Amidst more losses, BlackBerry's Foxconn play may be a wise move

Jake O'Donnell

Massive third quarter financial losses for BlackBerry made headlines last week, but a new deal with a device manufacturer could be a sign of where the company is heading in 2014 and beyond.

BlackBerry reported a huge loss for its fiscal year 2014 third quarter to the tune of $4.4 billion. However, along with the bad financial details came news of a five-year partnership with Foxconn to manufacture some of BlackBerry's devices.

The only way you make any profit on low-cost devices is to have a low cost for manufacturing.

Jack Gold, mobile analyst, J. Gold Associates

Under the agreement with Foxconn, a supplier for Apple, Inc., the two companies will jointly develop and manufacture certain BlackBerry devices. Their first venture will be for a smartphone aimed at Indonesia and "other fast-growing markets."

This could be the first step for BlackBerry in moving away from making mobile devices to focus on software and services for enterprise.

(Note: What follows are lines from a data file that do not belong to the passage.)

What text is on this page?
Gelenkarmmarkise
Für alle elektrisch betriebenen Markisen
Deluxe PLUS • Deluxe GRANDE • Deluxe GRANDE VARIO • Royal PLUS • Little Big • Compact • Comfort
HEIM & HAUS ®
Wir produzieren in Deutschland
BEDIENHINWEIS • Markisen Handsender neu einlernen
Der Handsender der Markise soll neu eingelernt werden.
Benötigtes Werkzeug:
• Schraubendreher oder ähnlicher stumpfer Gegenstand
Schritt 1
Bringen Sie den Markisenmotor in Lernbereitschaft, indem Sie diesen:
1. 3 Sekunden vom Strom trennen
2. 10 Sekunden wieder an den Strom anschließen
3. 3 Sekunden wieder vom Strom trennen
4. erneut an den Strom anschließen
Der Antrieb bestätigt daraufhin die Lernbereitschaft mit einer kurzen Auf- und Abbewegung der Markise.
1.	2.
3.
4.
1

"People are just not buying [BlackBerrys] in the numbers they used to," said Chris Hazelton, a mobile analyst and research director at 451 Research in Boston. "The revenue from that business has fallen dramatically and that is a division that has the highest cost."

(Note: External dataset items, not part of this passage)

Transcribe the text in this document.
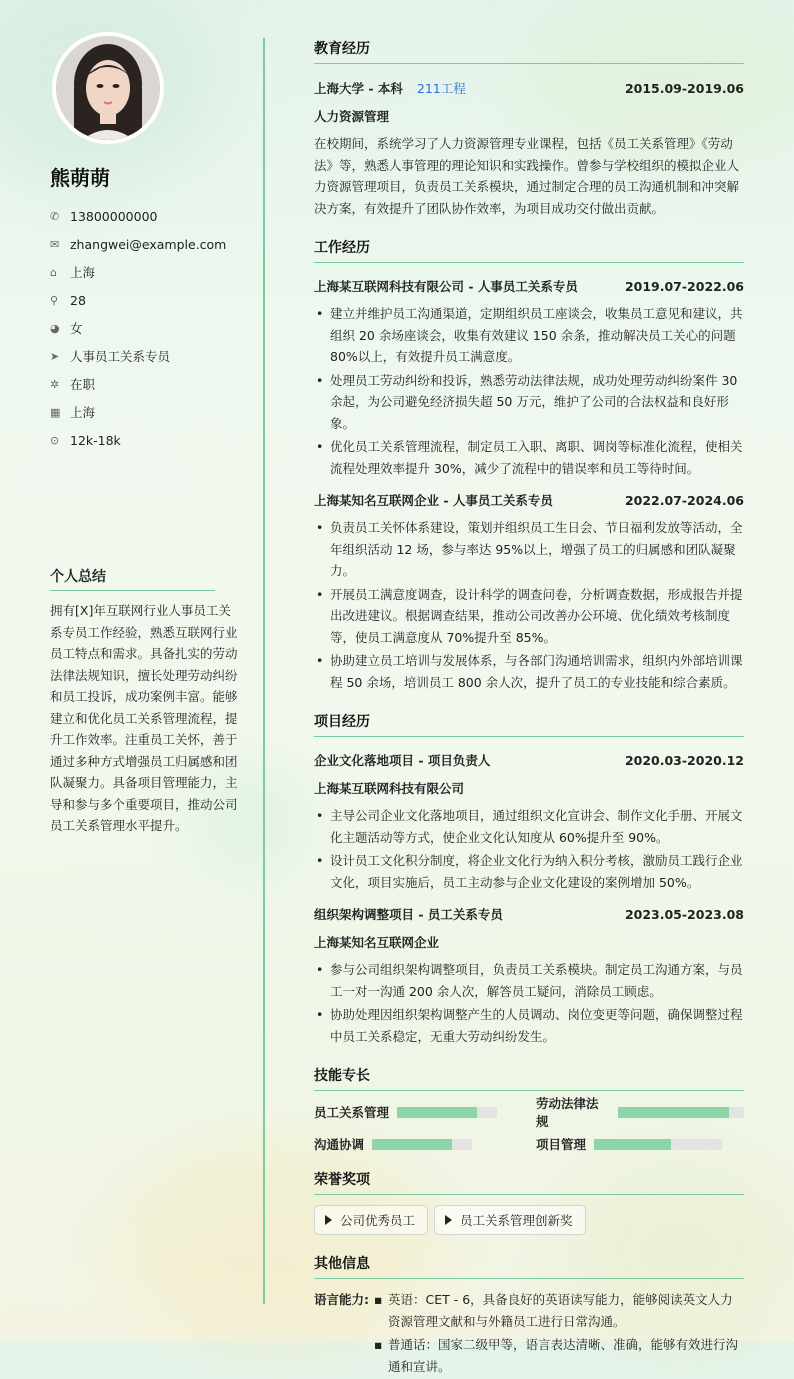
熊萌萌
✆ 13800000000
✉ zhangwei@example.com
⌂	上海
⚲ 28
◕ 女
➤ 人事员工关系专员
✲ 在职
▦ 上海
⊙ 12k-18k
个人总结
拥有[X]年互联网行业人事员工关系专员工作经验，熟悉互联网行业员工特点和需求。具备扎实的劳动法律法规知识，擅长处理劳动纠纷和员工投诉，成功案例丰富。能够建立和优化员工关系管理流程，提升工作效率。注重员工关怀，善于通过多种方式增强员工归属感和团队凝聚力。具备项目管理能力，主导和参与多个重要项目，推动公司员工关系管理水平提升。
教育经历
上海大学 - 本科 211工程	2015.09-2019.06
人力资源管理
在校期间，系统学习了人力资源管理专业课程，包括《员工关系管理》《劳动法》等，熟悉人事管理的理论知识和实践操作。曾参与学校组织的模拟企业人力资源管理项目，负责员工关系模块，通过制定合理的员工沟通机制和冲突解决方案，有效提升了团队协作效率，为项目成功交付做出贡献。
工作经历
上海某互联网科技有限公司 - 人事员工关系专员	2019.07-2022.06
• 建立并维护员工沟通渠道，定期组织员工座谈会，收集员工意见和建议，共组织 20 余场座谈会，收集有效建议 150 余条，推动解决员工关心的问题 80%以上，有效提升员工满意度。
• 处理员工劳动纠纷和投诉，熟悉劳动法律法规，成功处理劳动纠纷案件 30 余起，为公司避免经济损失超 50 万元，维护了公司的合法权益和良好形象。
• 优化员工关系管理流程，制定员工入职、离职、调岗等标准化流程，使相关流程处理效率提升 30%，减少了流程中的错误率和员工等待时间。
上海某知名互联网企业 - 人事员工关系专员	2022.07-2024.06
• 负责员工关怀体系建设，策划并组织员工生日会、节日福利发放等活动，全年组织活动 12 场，参与率达 95%以上，增强了员工的归属感和团队凝聚力。
• 开展员工满意度调查，设计科学的调查问卷，分析调查数据，形成报告并提出改进建议。根据调查结果，推动公司改善办公环境、优化绩效考核制度等，使员工满意度从 70%提升至 85%。
• 协助建立员工培训与发展体系，与各部门沟通培训需求，组织内外部培训课程 50 余场，培训员工 800 余人次，提升了员工的专业技能和综合素质。
项目经历
企业文化落地项目 - 项目负责人	2020.03-2020.12
上海某互联网科技有限公司
• 主导公司企业文化落地项目，通过组织文化宣讲会、制作文化手册、开展文化主题活动等方式，使企业文化认知度从 60%提升至 90%。
• 设计员工文化积分制度，将企业文化行为纳入积分考核，激励员工践行企业文化，项目实施后，员工主动参与企业文化建设的案例增加 50%。
组织架构调整项目 - 员工关系专员	2023.05-2023.08
上海某知名互联网企业
• 参与公司组织架构调整项目，负责员工关系模块。制定员工沟通方案，与员工一对一沟通 200 余人次，解答员工疑问，消除员工顾虑。
• 协助处理因组织架构调整产生的人员调动、岗位变更等问题，确保调整过程中员工关系稳定，无重大劳动纠纷发生。
技能专长
员工关系管理
劳动法律法规
沟通协调	项目管理
荣誉奖项
公司优秀员工	员工关系管理创新奖
其他信息
语言能力:
▪	英语：CET - 6，具备良好的英语读写能力，能够阅读英文人力资源管理文献和与外籍员工进行日常沟通。
▪ 普通话：国家二级甲等，语言表达清晰、准确，能够有效进行沟通和宣讲。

BlackBerry financials get uglier

The once-mighty Canadian company said its revenue was down for the three-month period to $1.2 billion, a 24% drop from the previous quarter and a whopping 56% from the same period in fiscal year 2013.

Of that $1.2 billion, 53% of the revenue came from services, 40% from hardware and just 7% from software and other revenue. That software includes BlackBerry Enterprise Service 10 (BES 10), which the company touted above most of its other features in a recent letter from new interim CEO John Chen.

The company sold approximately 1.9 million BlackBerry devices during the quarter, down from approximately 3.7 million the previous quarter. BlackBerry admitted that "most" of the Q3 devices were BlackBerry 7 devices, not their most recent BlackBerry 10 models.

Under the Foxconn deal, BlackBerry had an opportunity to farm out the manufacturing and some design aspects on some of their lower-end, older-model devices which still have popularity in foreign markets, according to Jack Gold, principal analyst and founder of J. Gold Associates in Northborough, Mass.

"Because they are selling so many lower-cost devices, they had to [make this deal]," Gold said. "The only way you make any profit on low-cost devices is to have a low cost for manufacturing."

Hazelton called the Foxconn deal a "shrewd" move for BlackBerry that will allow the company to focus on areas where it hasn't lagged behind competitors, including enterprise services.

"There is an opportunity to get a ton of cash to help maintain the business and to restructure and re-strategize to move to a device-agnostic strategy," Hazelton said.

BlackBerry still has $3.2 billion in cash on hand, they've added 40 million BlackBerry Messenger registrations for Android and iOS users in the last two months and reported its BES 10 installations are up to 30,000 commercial and test servers from 25,000 in September.

It's unclear how the financials are impacted by the BES 10 installations but that's an area of the business Gold believes BlackBerry needs to beef up to survive.

"A lot of those [BES 10 installations] are free and they've got to get people to actually pay for them," Gold said. " There's a real significant upside potential in BES 10 for them but how much they can actually generate revenue-wise, I don't know."

For the time being, BlackBerry still has a number of key customers that can continue to provide lifeblood to the hardware side of their business, in particular in government, financial and health care markets, according to Eric Klein, senior mobile analyst at VDC Research in Natick, Mass.

"There is still a large enough of a population of customers there that they're going to need to refresh in the hopes of keeping them once their business turns more toward software-orientation," Klein said.

Chen became CEO earlier this year as BlackBerry pulled itself off the market after months looking for a buyer. Fairfax Financial Holdings Limited agreed to inject $1 billion in cash and former interim CEO Thorsten Heins was removed after a difficult tenure.

There've been numerous other shakeups at BlackBerry since Chen's arrival, including on November 25 when the company's chief operating officer, chief financial officer, and chief marketing officer were ousted along with the resignation of a board member. A new head of global enterprise services, John Sims, was introduced last week.